While we have certainly moved away from the over-hyped idea that AI would solve every customer experience problem, there is certainly a much clearer understanding of what it can do: • Solve 60% of the queries coming into a contact centre, most of which are repetitive but extremely expensive and time-consuming. • Using big data to highlight issues in service and helping the company improve its offering. • Proactively notify customers of issues who are likely to face similar problems based on automated clustering and prediction, to reduce the volume of inbound calls When an agent is in conversation it can provide the agent with response suggestions in terms of both content and tone to help improve customer experience.

These changes don’t mean that AI will replace customer support agents. Still, we’re moving into a new paradigm of the knowledge worker, where the agent can focus on bigger issues and is assisted by “smart knowledge” provided by the AI while also directly resolving the repetitive queries that take up so much of a customer service agent’s time.

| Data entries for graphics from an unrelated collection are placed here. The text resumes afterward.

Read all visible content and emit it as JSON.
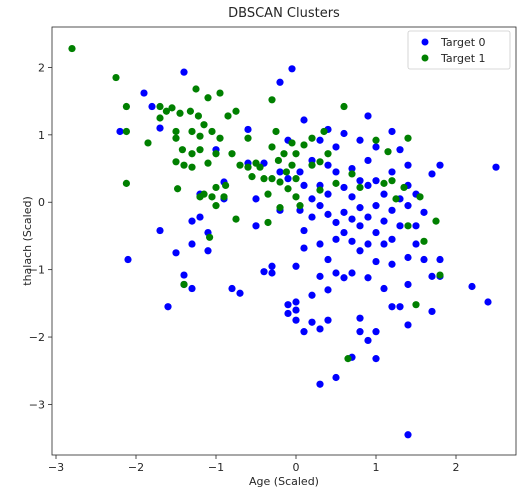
{
  "chart_data": {
    "type": "scatter",
    "title": "DBSCAN Clusters",
    "xlabel": "Age (Scaled)",
    "ylabel": "thalach (Scaled)",
    "xlim": [
      -3.05,
      2.75
    ],
    "ylim": [
      -3.75,
      2.6
    ],
    "xticks": [
      -3,
      -2,
      -1,
      0,
      1,
      2
    ],
    "yticks": [
      -3,
      -2,
      -1,
      0,
      1,
      2
    ],
    "grid": false,
    "legend_position": "top-right",
    "series": [
      {
        "name": "Target 0",
        "color": "#0000ff",
        "points": [
          [
            -2.2,
            1.05
          ],
          [
            -2.1,
            -0.85
          ],
          [
            -1.9,
            1.62
          ],
          [
            -1.8,
            1.42
          ],
          [
            -1.7,
            1.1
          ],
          [
            -1.7,
            -0.42
          ],
          [
            -1.6,
            -1.55
          ],
          [
            -1.5,
            -0.75
          ],
          [
            -1.4,
            1.93
          ],
          [
            -1.4,
            -1.08
          ],
          [
            -1.4,
            -1.22
          ],
          [
            -1.3,
            -0.28
          ],
          [
            -1.3,
            -0.62
          ],
          [
            -1.3,
            -1.28
          ],
          [
            -1.2,
            0.12
          ],
          [
            -1.2,
            -0.22
          ],
          [
            -1.1,
            -0.45
          ],
          [
            -1.1,
            -0.72
          ],
          [
            -1.0,
            0.78
          ],
          [
            -0.9,
            0.3
          ],
          [
            -0.9,
            0.05
          ],
          [
            -0.8,
            -1.28
          ],
          [
            -0.7,
            -1.35
          ],
          [
            -0.6,
            1.08
          ],
          [
            -0.6,
            0.58
          ],
          [
            -0.5,
            0.05
          ],
          [
            -0.5,
            -0.35
          ],
          [
            -0.4,
            0.58
          ],
          [
            -0.4,
            -1.03
          ],
          [
            -0.3,
            -0.95
          ],
          [
            -0.3,
            -1.05
          ],
          [
            -0.2,
            1.78
          ],
          [
            -0.2,
            0.45
          ],
          [
            -0.2,
            -0.12
          ],
          [
            -0.1,
            0.92
          ],
          [
            -0.1,
            0.35
          ],
          [
            -0.1,
            -1.52
          ],
          [
            -0.1,
            -1.65
          ],
          [
            -0.05,
            1.98
          ],
          [
            0.0,
            -1.48
          ],
          [
            0.0,
            -1.6
          ],
          [
            0.0,
            -1.75
          ],
          [
            0.0,
            -0.95
          ],
          [
            0.05,
            0.45
          ],
          [
            0.05,
            -0.12
          ],
          [
            0.1,
            1.22
          ],
          [
            0.1,
            0.25
          ],
          [
            0.1,
            -0.42
          ],
          [
            0.1,
            -0.68
          ],
          [
            0.1,
            -1.92
          ],
          [
            0.2,
            0.62
          ],
          [
            0.2,
            0.05
          ],
          [
            0.2,
            -0.22
          ],
          [
            0.2,
            -1.38
          ],
          [
            0.2,
            -1.78
          ],
          [
            0.3,
            0.92
          ],
          [
            0.3,
            0.25
          ],
          [
            0.3,
            -0.05
          ],
          [
            0.3,
            -0.62
          ],
          [
            0.3,
            -1.1
          ],
          [
            0.3,
            -1.88
          ],
          [
            0.3,
            -2.7
          ],
          [
            0.4,
            1.08
          ],
          [
            0.4,
            0.55
          ],
          [
            0.4,
            0.12
          ],
          [
            0.4,
            -0.18
          ],
          [
            0.4,
            -0.85
          ],
          [
            0.4,
            -1.3
          ],
          [
            0.4,
            -1.75
          ],
          [
            0.5,
            0.45
          ],
          [
            0.5,
            0.82
          ],
          [
            0.5,
            -0.3
          ],
          [
            0.5,
            -0.55
          ],
          [
            0.5,
            -1.05
          ],
          [
            0.5,
            -2.6
          ],
          [
            0.6,
            1.02
          ],
          [
            0.6,
            0.22
          ],
          [
            0.6,
            -0.15
          ],
          [
            0.6,
            -0.45
          ],
          [
            0.6,
            -1.12
          ],
          [
            0.7,
            0.5
          ],
          [
            0.7,
            0.08
          ],
          [
            0.7,
            -0.25
          ],
          [
            0.7,
            -0.58
          ],
          [
            0.7,
            -1.05
          ],
          [
            0.7,
            -2.3
          ],
          [
            0.8,
            0.92
          ],
          [
            0.8,
            0.32
          ],
          [
            0.8,
            -0.08
          ],
          [
            0.8,
            -0.35
          ],
          [
            0.8,
            -0.72
          ],
          [
            0.8,
            -1.72
          ],
          [
            0.8,
            -1.92
          ],
          [
            0.9,
            1.28
          ],
          [
            0.9,
            0.62
          ],
          [
            0.9,
            0.25
          ],
          [
            0.9,
            -0.22
          ],
          [
            0.9,
            -0.62
          ],
          [
            0.9,
            -1.12
          ],
          [
            0.9,
            -2.05
          ],
          [
            1.0,
            0.82
          ],
          [
            1.0,
            0.32
          ],
          [
            1.0,
            -0.05
          ],
          [
            1.0,
            -0.45
          ],
          [
            1.0,
            -0.88
          ],
          [
            1.0,
            -2.32
          ],
          [
            1.0,
            -1.92
          ],
          [
            1.1,
            0.12
          ],
          [
            1.1,
            -0.28
          ],
          [
            1.1,
            -0.62
          ],
          [
            1.1,
            -1.28
          ],
          [
            1.2,
            1.05
          ],
          [
            1.2,
            0.45
          ],
          [
            1.2,
            -0.12
          ],
          [
            1.2,
            -0.55
          ],
          [
            1.2,
            -0.92
          ],
          [
            1.2,
            -1.55
          ],
          [
            1.3,
            0.78
          ],
          [
            1.3,
            0.05
          ],
          [
            1.3,
            -0.35
          ],
          [
            1.3,
            -1.55
          ],
          [
            1.4,
            0.55
          ],
          [
            1.4,
            0.25
          ],
          [
            1.4,
            -0.05
          ],
          [
            1.4,
            -0.82
          ],
          [
            1.4,
            -1.22
          ],
          [
            1.4,
            -3.45
          ],
          [
            1.4,
            -1.82
          ],
          [
            1.5,
            0.12
          ],
          [
            1.5,
            -0.35
          ],
          [
            1.5,
            -0.62
          ],
          [
            1.6,
            -0.15
          ],
          [
            1.6,
            -0.85
          ],
          [
            1.7,
            0.42
          ],
          [
            1.7,
            -1.1
          ],
          [
            1.7,
            -1.62
          ],
          [
            1.8,
            0.55
          ],
          [
            1.8,
            -0.85
          ],
          [
            1.8,
            -1.1
          ],
          [
            2.2,
            -1.25
          ],
          [
            2.4,
            -1.48
          ],
          [
            2.5,
            0.52
          ]
        ]
      },
      {
        "name": "Target 1",
        "color": "#008000",
        "points": [
          [
            -2.8,
            2.28
          ],
          [
            -2.25,
            1.85
          ],
          [
            -2.12,
            1.42
          ],
          [
            -2.12,
            1.05
          ],
          [
            -2.12,
            0.28
          ],
          [
            -1.85,
            0.88
          ],
          [
            -1.7,
            1.42
          ],
          [
            -1.7,
            1.25
          ],
          [
            -1.62,
            1.35
          ],
          [
            -1.55,
            1.4
          ],
          [
            -1.5,
            1.05
          ],
          [
            -1.5,
            0.95
          ],
          [
            -1.5,
            0.6
          ],
          [
            -1.48,
            0.2
          ],
          [
            -1.45,
            1.32
          ],
          [
            -1.42,
            0.78
          ],
          [
            -1.4,
            0.55
          ],
          [
            -1.4,
            -1.22
          ],
          [
            -1.32,
            1.35
          ],
          [
            -1.3,
            1.05
          ],
          [
            -1.3,
            0.72
          ],
          [
            -1.3,
            0.52
          ],
          [
            -1.25,
            1.68
          ],
          [
            -1.22,
            1.28
          ],
          [
            -1.2,
            0.98
          ],
          [
            -1.2,
            0.78
          ],
          [
            -1.2,
            0.08
          ],
          [
            -1.15,
            1.15
          ],
          [
            -1.15,
            0.12
          ],
          [
            -1.1,
            1.55
          ],
          [
            -1.1,
            0.58
          ],
          [
            -1.08,
            -0.52
          ],
          [
            -1.05,
            1.05
          ],
          [
            -1.05,
            0.08
          ],
          [
            -1.0,
            0.72
          ],
          [
            -1.0,
            0.22
          ],
          [
            -1.0,
            -0.05
          ],
          [
            -0.95,
            1.62
          ],
          [
            -0.95,
            0.95
          ],
          [
            -0.9,
            0.08
          ],
          [
            -0.88,
            0.25
          ],
          [
            -0.85,
            1.28
          ],
          [
            -0.8,
            0.72
          ],
          [
            -0.75,
            1.35
          ],
          [
            -0.75,
            -0.25
          ],
          [
            -0.7,
            0.55
          ],
          [
            -0.6,
            0.95
          ],
          [
            -0.6,
            0.52
          ],
          [
            -0.55,
            0.38
          ],
          [
            -0.5,
            0.58
          ],
          [
            -0.45,
            0.52
          ],
          [
            -0.4,
            0.35
          ],
          [
            -0.35,
            0.12
          ],
          [
            -0.35,
            -0.3
          ],
          [
            -0.3,
            1.52
          ],
          [
            -0.3,
            0.82
          ],
          [
            -0.3,
            0.35
          ],
          [
            -0.25,
            1.05
          ],
          [
            -0.22,
            0.62
          ],
          [
            -0.2,
            0.3
          ],
          [
            -0.2,
            -0.08
          ],
          [
            -0.15,
            0.72
          ],
          [
            -0.12,
            0.45
          ],
          [
            -0.1,
            0.2
          ],
          [
            -0.05,
            0.88
          ],
          [
            -0.05,
            0.55
          ],
          [
            0.0,
            0.72
          ],
          [
            0.0,
            0.35
          ],
          [
            0.0,
            0.08
          ],
          [
            0.05,
            -0.05
          ],
          [
            0.1,
            0.85
          ],
          [
            0.2,
            0.95
          ],
          [
            0.2,
            0.55
          ],
          [
            0.3,
            0.6
          ],
          [
            0.3,
            0.18
          ],
          [
            0.35,
            1.05
          ],
          [
            0.4,
            0.72
          ],
          [
            0.5,
            0.28
          ],
          [
            0.6,
            1.42
          ],
          [
            0.65,
            -2.32
          ],
          [
            0.7,
            0.42
          ],
          [
            0.8,
            0.22
          ],
          [
            1.0,
            0.92
          ],
          [
            1.1,
            0.28
          ],
          [
            1.15,
            0.75
          ],
          [
            1.2,
            0.32
          ],
          [
            1.25,
            0.05
          ],
          [
            1.35,
            0.22
          ],
          [
            1.4,
            -0.35
          ],
          [
            1.4,
            0.95
          ],
          [
            1.5,
            -1.52
          ],
          [
            1.55,
            0.08
          ],
          [
            1.6,
            -0.58
          ],
          [
            1.75,
            -0.28
          ],
          [
            1.8,
            -1.08
          ]
        ]
      }
    ]
  }
}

With further improvements in AI we will continue to see a better and more customer-centric future with faster resolution times.

Small and medium enterprises (SMEs) have generally shied away from AI assistance in customer support, in part because of a fear that setting up those systems is too complicated and expensive. Until recently, a reliable and useful AI system would cost anywhere from $150,000-$300,000, making it prohibitive for most SMEs. There now exists “pre-trained” models, that allow for businesses

to quickly deploy an effective AI customer service assistant. Companies can now utilise powerful AI by simply selecting the skills they want to train it with from a menu. This is why there has been such a visible uptick in conversational AI becoming a larger part of all enterprises, big and small.

COVID-19 Accelerates Change

COVID-19 has created challenges for all industries, but insurance has been hit particularly hard. Customer support has seen incredibly high demand, with anxious customers presenting complex queries alongside cost pressures that have forced companies to make staff reductions. This has made service wait times even longer, with some companies stopping all phone communication and only operating through email to allow time to deal with the surge in activity. In reality, in times of high customer anxiety this is counterproductive.

AI has proven essential in helping overwhelmed companies. COVID-19 has prompted an acceleration in the adoption of AI in customer service, allowing organisations to provide relevant information to their customers quickly, 24/7, without hurting the bottom line.

Fueling Change in Customer Service Strategy

In the past, customer service strategy was focused entirely on a human approach of devoting efforts towards peak times as well as the retraining of resources. With the rise of AI, customer agents have developed greater specialisation and can handle the most complicated issues, while AI deals with repetitive problems. Customer service strategy has also taken further notice of the need to get a more in-depth, easier integration into the IT landscape as it becomes clear that AI alone is not enough and a holistic approach is the best way to ensure success.

This has significantly increased cross-department communication and strategy to ensure that all parts of the business work together to provide a better customer experience.

Data Privacy and Security With AI

One key consideration is data privacy and security when dealing with conversational AI. There have been several high-profile hacks. Notably, Ticketmaster’s conversational AI was hacked, and millions of people had their credit card information stolen. It’s critical that all data must be encrypted and the highest level of security ensured to keep the entire ecosystem safe. This is made more complicated by GDPR, which has strict requirements around what data can be used to train the AI system as well as long that data can be retained.

It’s essential for enterprises to understand and build the right policies to ensure they work with AI in a GDPR-compliant and secure way. Further, it’s important to understand the biases in AI models and ensure that data is well filtered and audited.

The Future is AI

AI continues to improve and has proven to be a vital help to providing the quality customer experience that clients expect. It’s not just for the big corporations anymore, it’s readily accessible for SMEs who want to provide top-quality customer service with quick response rates.